La importancia del apoyo emocional en situaciones de crisisEn estos momentos es importante recordar que no estamos solos. La distancia física no implica distancia emocional y aún distanciados, podemos estar más unidos que nunca.

Estamos acostumbrados a vivir con nuestras familias, parejas, amigos o compañeros de piso,… Sin embargo, no estamos acostumbrados a pasar con ellos las 24 horas del día durante varias semanas. Es una época para apoyarse en aquellas personas que tenemos al lado, para expresar nuestros miedos o angustias, para volver a ser humanos y dejar a un lado los estereotipos de lo que puede considerarse debilidad.

Pero no hablamos de contar con el apoyo emocional solo de las personas con las que compartimos el espacio físico. En ciertas ocasiones, aquellas personas que más lejos se encuentran geográficamente pueden darnos más apoyo que las más cercanas.

Contamos con avances en tecnología que nos permiten hablar con personas a miles de kilómetros, verlos, escucharlos y compartir momentos con ellos en tiempo real. Un simple mensaje, una foto o una breve llamada puede cambiar de manera considerable el día de una persona en esos momentos de soledad o desesperanza.

Porque el apoyo emocional nos alivia, nos da seguridad y calma en los momentos de estrés donde solo vemos negatividad y caos. Compartir nuestras emociones nos ayuda también a fortalecer nuestro sistema inmunitario y a tener en cuenta puntos de vista diferentes que quizá no estamos viendo.

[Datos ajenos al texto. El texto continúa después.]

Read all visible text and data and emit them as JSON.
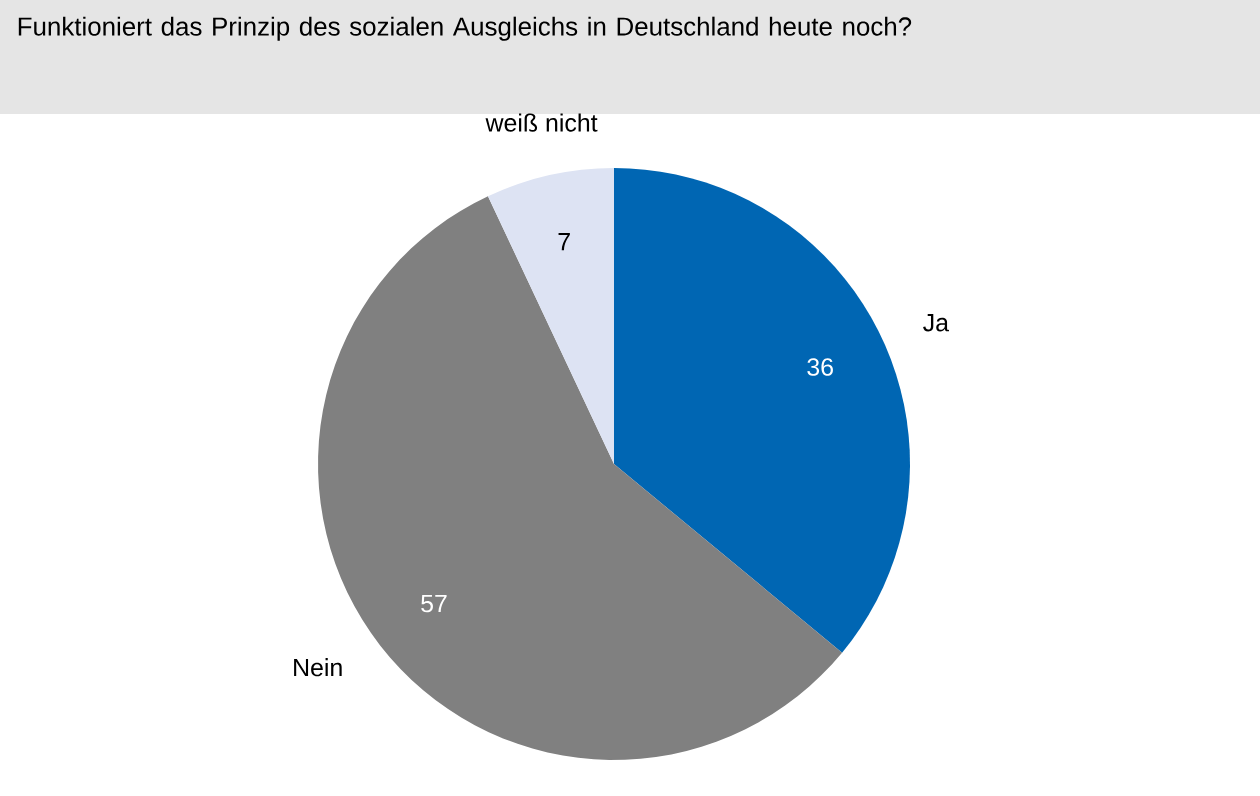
{
  "chart_data": {
    "type": "pie",
    "title": "Funktioniert das Prinzip des sozialen Ausgleichs in Deutschland heute noch?",
    "categories": [
      "Ja",
      "Nein",
      "weiß nicht"
    ],
    "values": [
      36,
      57,
      7
    ],
    "colors": [
      "#0066b3",
      "#808080",
      "#dde3f3"
    ],
    "data_labels": true
  }
}
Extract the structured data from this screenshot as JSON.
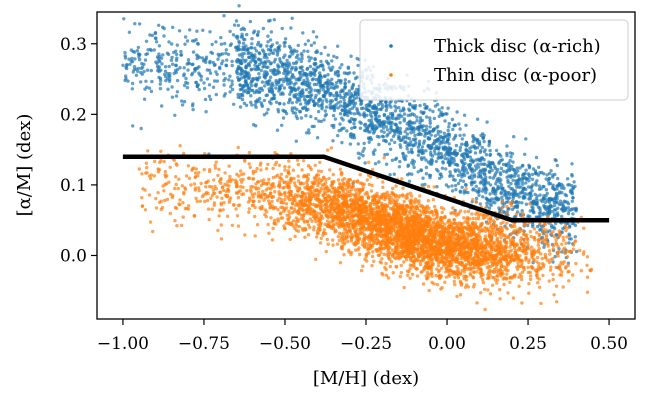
{
  "chart_data": {
    "type": "scatter",
    "title": "",
    "xlabel": "[M/H] (dex)",
    "ylabel": "[α/M] (dex)",
    "xlim": [
      -1.08,
      0.58
    ],
    "ylim": [
      -0.09,
      0.345
    ],
    "xticks": [
      -1.0,
      -0.75,
      -0.5,
      -0.25,
      0.0,
      0.25,
      0.5
    ],
    "xtick_labels": [
      "−1.00",
      "−0.75",
      "−0.50",
      "−0.25",
      "0.00",
      "0.25",
      "0.50"
    ],
    "yticks": [
      0.0,
      0.1,
      0.2,
      0.3
    ],
    "ytick_labels": [
      "0.0",
      "0.1",
      "0.2",
      "0.3"
    ],
    "grid": false,
    "legend_position": "top-right",
    "series": [
      {
        "name": "Thick disc (α-rich)",
        "color": "#1f77b4",
        "marker": "dot",
        "trend_points": [
          [
            -0.9,
            0.27
          ],
          [
            -0.75,
            0.27
          ],
          [
            -0.6,
            0.265
          ],
          [
            -0.4,
            0.24
          ],
          [
            -0.2,
            0.2
          ],
          [
            0.0,
            0.15
          ],
          [
            0.2,
            0.09
          ],
          [
            0.35,
            0.06
          ]
        ],
        "x_range": [
          -1.0,
          0.43
        ],
        "scatter_spread": 0.03
      },
      {
        "name": "Thin disc (α-poor)",
        "color": "#ff7f0e",
        "marker": "dot",
        "trend_points": [
          [
            -0.9,
            0.1
          ],
          [
            -0.6,
            0.09
          ],
          [
            -0.4,
            0.075
          ],
          [
            -0.2,
            0.045
          ],
          [
            0.0,
            0.015
          ],
          [
            0.2,
            0.005
          ],
          [
            0.45,
            0.0
          ]
        ],
        "x_range": [
          -0.95,
          0.45
        ],
        "scatter_spread": 0.025
      }
    ],
    "separator_line": {
      "color": "#000000",
      "points": [
        [
          -1.0,
          0.14
        ],
        [
          -0.38,
          0.14
        ],
        [
          0.2,
          0.05
        ],
        [
          0.5,
          0.05
        ]
      ]
    }
  }
}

No hay que olvidar que en estos momentos la mayoría de la población tiene miedo e incertidumbre, ansiedad o tristeza, etc. Compartir las emociones nos conecta más como seres humanos. No siempre podemos ser personas “todoterreno” y mostrar tus emociones no es mostrar debilidad, al contrario, es un signo de fortaleza.

Solemos tener un estilo de vida donde vivimos con prisa, no tenemos tiempo y dejamos todo “para después”. Por primera vez tenemos que parar, tenemos tiempo para volver a conectar, para terminar aquella conversación pendiente, para volver a saber de aquella persona importante,…

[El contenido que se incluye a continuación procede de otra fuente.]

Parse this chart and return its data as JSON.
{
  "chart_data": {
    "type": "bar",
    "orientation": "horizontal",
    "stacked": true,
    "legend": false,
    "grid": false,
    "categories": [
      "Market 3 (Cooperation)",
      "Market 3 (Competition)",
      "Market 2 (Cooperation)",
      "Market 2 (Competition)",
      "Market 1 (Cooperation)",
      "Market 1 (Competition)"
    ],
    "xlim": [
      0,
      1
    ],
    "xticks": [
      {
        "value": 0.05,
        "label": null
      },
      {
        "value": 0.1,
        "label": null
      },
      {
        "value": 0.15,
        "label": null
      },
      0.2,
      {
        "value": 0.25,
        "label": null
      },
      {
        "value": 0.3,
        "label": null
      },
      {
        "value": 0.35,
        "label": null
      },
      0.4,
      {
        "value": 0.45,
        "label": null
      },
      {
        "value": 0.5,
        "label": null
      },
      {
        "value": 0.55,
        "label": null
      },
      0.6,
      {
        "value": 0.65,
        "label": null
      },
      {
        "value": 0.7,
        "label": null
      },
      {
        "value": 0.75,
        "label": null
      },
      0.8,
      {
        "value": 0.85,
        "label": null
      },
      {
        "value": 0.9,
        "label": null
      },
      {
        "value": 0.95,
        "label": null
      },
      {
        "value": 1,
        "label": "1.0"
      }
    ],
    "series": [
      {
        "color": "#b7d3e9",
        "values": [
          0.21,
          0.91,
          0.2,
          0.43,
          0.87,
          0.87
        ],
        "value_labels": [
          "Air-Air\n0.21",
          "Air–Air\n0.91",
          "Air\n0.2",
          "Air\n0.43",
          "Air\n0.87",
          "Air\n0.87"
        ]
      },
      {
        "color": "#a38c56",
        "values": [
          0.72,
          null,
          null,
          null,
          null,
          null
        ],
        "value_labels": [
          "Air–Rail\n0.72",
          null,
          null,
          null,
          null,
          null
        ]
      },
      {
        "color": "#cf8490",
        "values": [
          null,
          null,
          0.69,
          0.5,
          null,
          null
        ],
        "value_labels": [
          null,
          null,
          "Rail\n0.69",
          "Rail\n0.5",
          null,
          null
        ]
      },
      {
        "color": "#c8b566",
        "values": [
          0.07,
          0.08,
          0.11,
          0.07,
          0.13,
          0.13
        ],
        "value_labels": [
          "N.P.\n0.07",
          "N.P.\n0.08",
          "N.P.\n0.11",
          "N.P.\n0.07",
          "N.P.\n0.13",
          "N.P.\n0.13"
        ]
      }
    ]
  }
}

Escuchar a los demás y mirar qué sentimientos hay dentro de ellos nos ayudará a trabajar la empatía. Y si necesitas ayuda, nuestros psicólogos online estarán encantados de atenderte.

Pero no expreses solo emociones negativas… ¡También las positivas!

Es importante expresar no solo tus emociones negativas, sino también las positivas. Compartir las emociones positivas tiene beneficios en diferentes aspectos. Tal y como se comentó anteriormente, a nivel fisiológico fortalece nuestro sistema inmunitario; y a nivel psicológico fortalece los vínculos y las relaciones interpersonales , creando una buena red de apoyo social.

Recordemos que las emociones son básicas y necesarias para la vida, son las que nos salvan del peligro y las que intensifican los buenos momentos. Expresar cariño, orgullo, alegría o agradecimiento a la otra persona beneficia la autoestima y el bienestar de la otra persona. Sentirnos queridos y apoyados nos da energía y fuerza para aquellos momentos de miedo. Así que en lugar de esconderlas, compartamos nuestras emociones.